12–13th century universal history

The Annales Ceccanenses, also called the Chronicon Ceccanense or Chronicon Fossae Novae, is a chronicle of universal history from the birth of Jesus down to 1218. It was begun in the late twelfth and early thirteenth century by an anonymous monk of Fossanova Abbey, near Ceccano. It is partially dependent on the Annales Cavenses and Annales Casinenses, and contains no original material prior to the year 1120. After that, however, it is a valuable source, especially for the history of the Papacy.

The Annales is preserved in two manuscripts: in Rome, Biblioteca Vallicelliana, L42 and in Naples, Biblioteca Nazionale, IV.F.8. Both are transcriptions of the original from Santa Maria a Fiume made at Fossanova on 7 July 1600 by a certain Benedetto Conti di Sora. The original is now lost. According to both copies, the author of the chronicle was the "lord of Ceccano", Count John, and a member of the family of the counts of Anagni. The chronicle's first editor in 1644, Ferdinando Ughelli, accepted Conti's note about the authorship, but Ludovico Muratori pointed out that Conti could have been confused by the incorporation verbatim of certain documents issued by Count John into the chronicle itself. He therefore preferred to see it as anonymous.

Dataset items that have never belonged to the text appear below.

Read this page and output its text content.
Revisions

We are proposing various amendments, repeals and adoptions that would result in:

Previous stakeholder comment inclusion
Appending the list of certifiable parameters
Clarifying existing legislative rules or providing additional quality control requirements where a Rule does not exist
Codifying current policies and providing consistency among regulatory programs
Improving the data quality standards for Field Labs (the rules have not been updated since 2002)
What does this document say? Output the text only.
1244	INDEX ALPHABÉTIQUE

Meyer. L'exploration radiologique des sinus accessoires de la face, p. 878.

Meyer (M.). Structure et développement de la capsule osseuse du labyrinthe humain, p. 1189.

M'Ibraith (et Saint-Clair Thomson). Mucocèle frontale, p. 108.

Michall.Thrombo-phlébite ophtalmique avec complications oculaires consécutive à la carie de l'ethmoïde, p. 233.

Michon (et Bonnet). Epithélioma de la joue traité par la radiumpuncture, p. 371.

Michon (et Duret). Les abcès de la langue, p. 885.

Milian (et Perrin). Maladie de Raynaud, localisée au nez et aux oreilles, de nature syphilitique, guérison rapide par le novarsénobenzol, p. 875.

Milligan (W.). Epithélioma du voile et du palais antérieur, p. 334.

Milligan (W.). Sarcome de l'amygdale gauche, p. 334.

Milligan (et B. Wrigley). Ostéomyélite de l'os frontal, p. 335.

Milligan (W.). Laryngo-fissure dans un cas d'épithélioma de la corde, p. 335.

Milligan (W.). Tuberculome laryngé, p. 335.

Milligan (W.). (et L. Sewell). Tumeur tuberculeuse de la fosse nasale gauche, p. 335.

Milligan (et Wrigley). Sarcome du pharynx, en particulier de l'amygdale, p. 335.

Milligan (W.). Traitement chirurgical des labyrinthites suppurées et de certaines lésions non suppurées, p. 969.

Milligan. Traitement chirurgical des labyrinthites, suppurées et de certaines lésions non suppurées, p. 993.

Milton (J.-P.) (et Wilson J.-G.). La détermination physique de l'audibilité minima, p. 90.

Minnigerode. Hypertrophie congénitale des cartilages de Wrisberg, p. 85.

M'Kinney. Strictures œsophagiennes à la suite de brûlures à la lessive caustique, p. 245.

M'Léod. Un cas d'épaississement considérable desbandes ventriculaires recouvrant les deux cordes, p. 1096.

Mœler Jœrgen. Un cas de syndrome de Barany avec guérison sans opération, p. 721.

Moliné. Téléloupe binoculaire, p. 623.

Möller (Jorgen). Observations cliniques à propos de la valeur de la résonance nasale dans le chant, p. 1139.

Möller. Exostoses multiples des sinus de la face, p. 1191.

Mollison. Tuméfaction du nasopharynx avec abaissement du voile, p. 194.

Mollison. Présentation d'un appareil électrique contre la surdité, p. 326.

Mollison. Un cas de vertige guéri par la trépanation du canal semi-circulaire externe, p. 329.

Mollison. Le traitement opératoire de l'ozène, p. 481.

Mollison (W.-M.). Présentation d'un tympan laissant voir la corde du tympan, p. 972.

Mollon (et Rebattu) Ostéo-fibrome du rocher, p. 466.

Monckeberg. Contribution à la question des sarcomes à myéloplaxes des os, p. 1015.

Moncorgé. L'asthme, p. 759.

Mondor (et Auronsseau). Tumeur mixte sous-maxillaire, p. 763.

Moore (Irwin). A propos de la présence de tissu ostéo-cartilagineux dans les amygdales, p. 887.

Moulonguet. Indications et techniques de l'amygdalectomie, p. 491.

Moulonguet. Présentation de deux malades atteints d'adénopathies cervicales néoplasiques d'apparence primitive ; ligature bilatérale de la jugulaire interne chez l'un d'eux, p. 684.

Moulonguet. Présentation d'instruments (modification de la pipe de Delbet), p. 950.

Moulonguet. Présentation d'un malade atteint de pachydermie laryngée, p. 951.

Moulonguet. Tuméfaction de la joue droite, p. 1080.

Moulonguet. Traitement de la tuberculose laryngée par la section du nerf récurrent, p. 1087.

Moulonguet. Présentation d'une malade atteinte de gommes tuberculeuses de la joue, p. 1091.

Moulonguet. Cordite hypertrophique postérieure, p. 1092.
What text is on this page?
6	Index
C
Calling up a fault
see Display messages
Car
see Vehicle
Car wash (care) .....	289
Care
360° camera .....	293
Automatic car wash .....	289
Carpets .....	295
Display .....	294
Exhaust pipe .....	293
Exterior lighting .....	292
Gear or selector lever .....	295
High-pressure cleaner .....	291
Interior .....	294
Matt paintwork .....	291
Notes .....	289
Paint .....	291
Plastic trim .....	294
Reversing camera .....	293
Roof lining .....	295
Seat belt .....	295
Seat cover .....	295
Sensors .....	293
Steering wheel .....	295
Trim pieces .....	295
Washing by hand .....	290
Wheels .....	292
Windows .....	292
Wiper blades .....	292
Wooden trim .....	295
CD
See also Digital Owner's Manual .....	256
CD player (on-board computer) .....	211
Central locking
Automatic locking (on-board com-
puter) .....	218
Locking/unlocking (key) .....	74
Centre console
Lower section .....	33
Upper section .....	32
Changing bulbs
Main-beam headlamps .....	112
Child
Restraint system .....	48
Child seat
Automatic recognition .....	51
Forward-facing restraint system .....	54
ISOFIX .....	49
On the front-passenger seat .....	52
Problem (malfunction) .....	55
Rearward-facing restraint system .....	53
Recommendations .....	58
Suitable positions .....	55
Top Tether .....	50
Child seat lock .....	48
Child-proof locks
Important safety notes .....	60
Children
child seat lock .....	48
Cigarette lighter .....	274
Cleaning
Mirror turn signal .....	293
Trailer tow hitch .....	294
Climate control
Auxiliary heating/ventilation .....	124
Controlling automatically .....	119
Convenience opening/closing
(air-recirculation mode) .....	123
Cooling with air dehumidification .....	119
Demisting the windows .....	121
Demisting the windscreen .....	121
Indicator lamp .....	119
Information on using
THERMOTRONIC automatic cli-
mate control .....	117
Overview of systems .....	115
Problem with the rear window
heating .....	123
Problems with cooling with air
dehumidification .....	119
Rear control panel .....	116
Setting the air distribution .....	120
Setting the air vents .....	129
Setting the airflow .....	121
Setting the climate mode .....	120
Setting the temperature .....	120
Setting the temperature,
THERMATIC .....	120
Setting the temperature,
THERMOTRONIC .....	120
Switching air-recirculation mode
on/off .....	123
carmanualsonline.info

In the 19th century, the editor Georg Heinrich Pertz proposed that the Annales was the work of Count John's notary, the priest Benedetto da Ceccano, who is attested in documents from 24 July 1196, 22 August 1201, 8 March 1209, 4 August 1209 and 3 September 1209. His main argument was the character of the chronicle, which incorporates Papal bulls and documents issued by the counts of Ceccano and has a keen interest in ceremonial and procession. These features give the Annales its historical value. Less informative, but more interesting are some hexameters directed against the Emperor Henry VI and his Germans incorporated into the chronicle. These are attributed to John, a deacon and monk of Monte Cassino.